Arrêt contradictoire rendu publiquement par mise à disposition au greffe de la cour d’appel, les parties en ayant été préalablement avisées dans les conditions prévues à l’article 450 alinéa 2 du code de procédure civile,
Signé par Joëlle DOAT, présidente, et par Cécile NONIN, greffière, à laquelle la minute a été remise par le magistrat signataire.
* * * *
FAITS, PROCEDURE ET DEMANDES DES PARTIES
Par acte notarié en date du 17 octobre 2008, la société Banque populaire des Alpes a consenti à M. [P] [W] un prêt immobilier d’un montant de 621 660 francs suisses (390 000 euros), au taux effectif global de 4,050 % l’an remboursable en 300 mensualités.
Le prêteur a notifié à M. [W] la déchéance du terme par lettre recommandée avec accusé de réception en date du 17 octobre 2014.

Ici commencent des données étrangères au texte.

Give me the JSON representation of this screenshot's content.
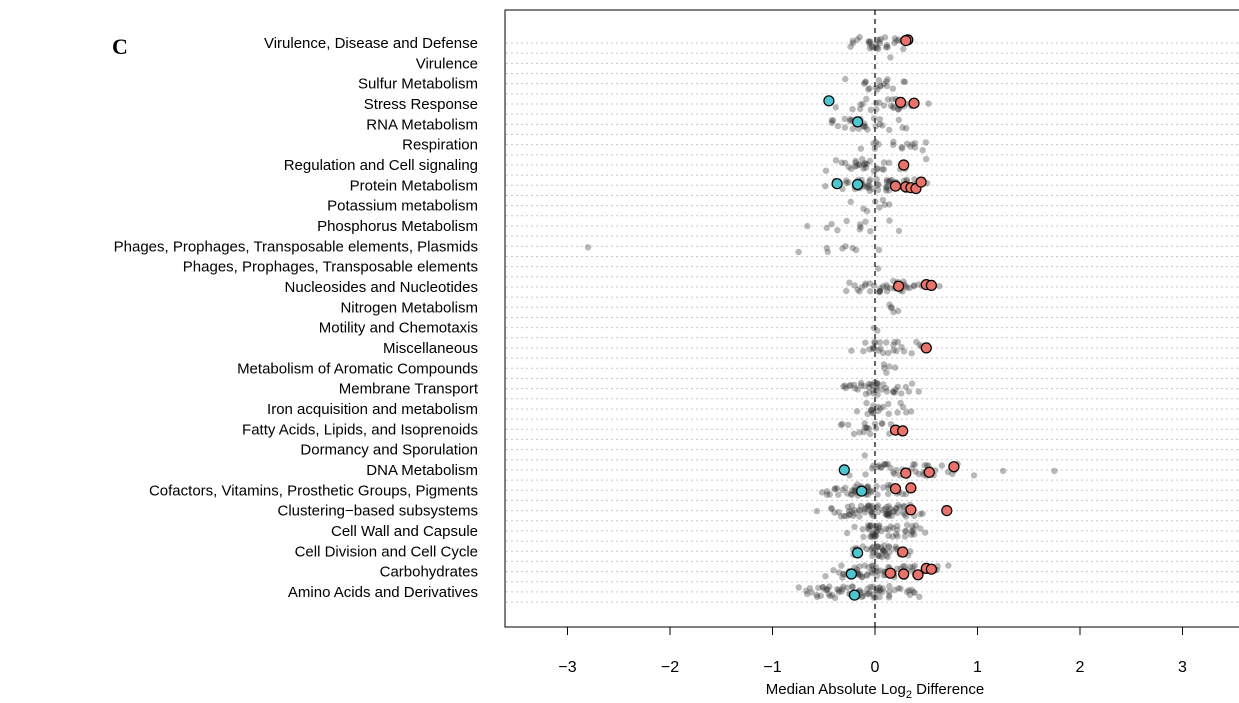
{
  "panel_label": "C",
  "chart_data": {
    "type": "scatter",
    "title": "",
    "xlabel": "Median Absolute Log2 Difference",
    "xlabel_parts": {
      "prefix": "Median Absolute  Log",
      "subscript": "2",
      "suffix": "  Difference"
    },
    "ylabel": "",
    "xlim": [
      -3.5,
      3.5
    ],
    "xticks": [
      -3,
      -2,
      -1,
      0,
      1,
      2,
      3
    ],
    "xtick_labels": [
      "−3",
      "−2",
      "−1",
      "0",
      "1",
      "2",
      "3"
    ],
    "reference_line_x": 0,
    "grid": "horizontal dotted",
    "colors": {
      "background_points": "#333333",
      "increased": "#e8736b",
      "decreased": "#4ec6cf",
      "axis": "#000000",
      "grid": "#c8c8c8"
    },
    "categories": [
      "Virulence, Disease and Defense",
      "Virulence",
      "Sulfur Metabolism",
      "Stress Response",
      "RNA Metabolism",
      "Respiration",
      "Regulation and Cell signaling",
      "Protein Metabolism",
      "Potassium metabolism",
      "Phosphorus Metabolism",
      "Phages, Prophages, Transposable elements, Plasmids",
      "Phages, Prophages, Transposable elements",
      "Nucleosides and Nucleotides",
      "Nitrogen Metabolism",
      "Motility and Chemotaxis",
      "Miscellaneous",
      "Metabolism of Aromatic Compounds",
      "Membrane Transport",
      "Iron acquisition and metabolism",
      "Fatty Acids, Lipids, and Isoprenoids",
      "Dormancy and Sporulation",
      "DNA Metabolism",
      "Cofactors, Vitamins, Prosthetic Groups, Pigments",
      "Clustering−based subsystems",
      "Cell Wall and Capsule",
      "Cell Division and Cell Cycle",
      "Carbohydrates",
      "Amino Acids and Derivatives"
    ],
    "background_spread": [
      {
        "n": 30,
        "lo": -0.5,
        "hi": 0.5
      },
      {
        "n": 1,
        "lo": 0.15,
        "hi": 0.15
      },
      {
        "n": 18,
        "lo": -0.4,
        "hi": 0.55
      },
      {
        "n": 28,
        "lo": -0.6,
        "hi": 0.75
      },
      {
        "n": 28,
        "lo": -0.65,
        "hi": 0.5
      },
      {
        "n": 16,
        "lo": -0.3,
        "hi": 0.7
      },
      {
        "n": 30,
        "lo": -0.7,
        "hi": 0.55
      },
      {
        "n": 60,
        "lo": -0.55,
        "hi": 0.65
      },
      {
        "n": 8,
        "lo": -0.3,
        "hi": 0.3
      },
      {
        "n": 12,
        "lo": -0.9,
        "hi": 0.45
      },
      {
        "n": 8,
        "lo": -0.9,
        "hi": 0.4
      },
      {
        "n": 1,
        "lo": 0.03,
        "hi": 0.03
      },
      {
        "n": 40,
        "lo": -0.45,
        "hi": 0.7
      },
      {
        "n": 5,
        "lo": 0.05,
        "hi": 0.3
      },
      {
        "n": 2,
        "lo": -0.05,
        "hi": 0.05
      },
      {
        "n": 26,
        "lo": -0.3,
        "hi": 0.6
      },
      {
        "n": 5,
        "lo": -0.1,
        "hi": 0.45
      },
      {
        "n": 40,
        "lo": -0.6,
        "hi": 0.55
      },
      {
        "n": 20,
        "lo": -0.4,
        "hi": 0.5
      },
      {
        "n": 18,
        "lo": -0.45,
        "hi": 0.35
      },
      {
        "n": 1,
        "lo": -0.1,
        "hi": -0.1
      },
      {
        "n": 45,
        "lo": -0.6,
        "hi": 1.25
      },
      {
        "n": 45,
        "lo": -0.7,
        "hi": 0.5
      },
      {
        "n": 70,
        "lo": -0.7,
        "hi": 0.7
      },
      {
        "n": 50,
        "lo": -0.5,
        "hi": 0.65
      },
      {
        "n": 40,
        "lo": -0.45,
        "hi": 0.45
      },
      {
        "n": 70,
        "lo": -0.8,
        "hi": 0.85
      },
      {
        "n": 70,
        "lo": -1.05,
        "hi": 0.7
      }
    ],
    "outlier_points": [
      {
        "category": "Phages, Prophages, Transposable elements, Plasmids",
        "x": -2.8
      },
      {
        "category": "DNA Metabolism",
        "x": 1.75
      },
      {
        "category": "DNA Metabolism",
        "x": 1.25
      }
    ],
    "highlighted": {
      "increased": [
        {
          "category": "Virulence, Disease and Defense",
          "x": 0.32
        },
        {
          "category": "Virulence, Disease and Defense",
          "x": 0.3
        },
        {
          "category": "Stress Response",
          "x": 0.25
        },
        {
          "category": "Stress Response",
          "x": 0.38
        },
        {
          "category": "Regulation and Cell signaling",
          "x": 0.28
        },
        {
          "category": "Protein Metabolism",
          "x": 0.2
        },
        {
          "category": "Protein Metabolism",
          "x": 0.3
        },
        {
          "category": "Protein Metabolism",
          "x": 0.35
        },
        {
          "category": "Protein Metabolism",
          "x": 0.4
        },
        {
          "category": "Protein Metabolism",
          "x": 0.45
        },
        {
          "category": "Nucleosides and Nucleotides",
          "x": 0.5
        },
        {
          "category": "Nucleosides and Nucleotides",
          "x": 0.55
        },
        {
          "category": "Nucleosides and Nucleotides",
          "x": 0.23
        },
        {
          "category": "Miscellaneous",
          "x": 0.5
        },
        {
          "category": "Fatty Acids, Lipids, and Isoprenoids",
          "x": 0.2
        },
        {
          "category": "Fatty Acids, Lipids, and Isoprenoids",
          "x": 0.27
        },
        {
          "category": "DNA Metabolism",
          "x": 0.53
        },
        {
          "category": "DNA Metabolism",
          "x": 0.3
        },
        {
          "category": "DNA Metabolism",
          "x": 0.77
        },
        {
          "category": "Cofactors, Vitamins, Prosthetic Groups, Pigments",
          "x": 0.35
        },
        {
          "category": "Cofactors, Vitamins, Prosthetic Groups, Pigments",
          "x": 0.2
        },
        {
          "category": "Clustering−based subsystems",
          "x": 0.35
        },
        {
          "category": "Clustering−based subsystems",
          "x": 0.7
        },
        {
          "category": "Cell Division and Cell Cycle",
          "x": 0.27
        },
        {
          "category": "Carbohydrates",
          "x": 0.15
        },
        {
          "category": "Carbohydrates",
          "x": 0.28
        },
        {
          "category": "Carbohydrates",
          "x": 0.42
        },
        {
          "category": "Carbohydrates",
          "x": 0.5
        },
        {
          "category": "Carbohydrates",
          "x": 0.55
        }
      ],
      "decreased": [
        {
          "category": "Stress Response",
          "x": -0.45
        },
        {
          "category": "RNA Metabolism",
          "x": -0.17
        },
        {
          "category": "Protein Metabolism",
          "x": -0.37
        },
        {
          "category": "Protein Metabolism",
          "x": -0.17
        },
        {
          "category": "DNA Metabolism",
          "x": -0.3
        },
        {
          "category": "Cofactors, Vitamins, Prosthetic Groups, Pigments",
          "x": -0.13
        },
        {
          "category": "Cell Division and Cell Cycle",
          "x": -0.17
        },
        {
          "category": "Carbohydrates",
          "x": -0.23
        },
        {
          "category": "Amino Acids and Derivatives",
          "x": -0.2
        }
      ]
    }
  }
}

Par jugement en date du 3 novembre 2016, le tribunal de grande instance de Bourg en Bresse a condamné M. [W] à payer à Banque populaire des Alpes les sommes suivantes:
— 1 120,46 euros, outre intérêts au taux légal à compter du 18 octobre 2014 au titre du solde débiteur du compte courant
— 9 010,46 euros, outre intérêts au taux contractuel de 2,80 % l’an à compter du 18 octobre 2014, au titre du prêt personnel en devises n°07090328 consenti le 5 juin 2009
— 1 500 euros au titre de l’article 700 du code de procédure civile.
La créance de la banque a été cédée au Fonds commun de titrisation Hugo créances IV puis, le 21 décembre 2023, au Fonds commun de titrisation Absus.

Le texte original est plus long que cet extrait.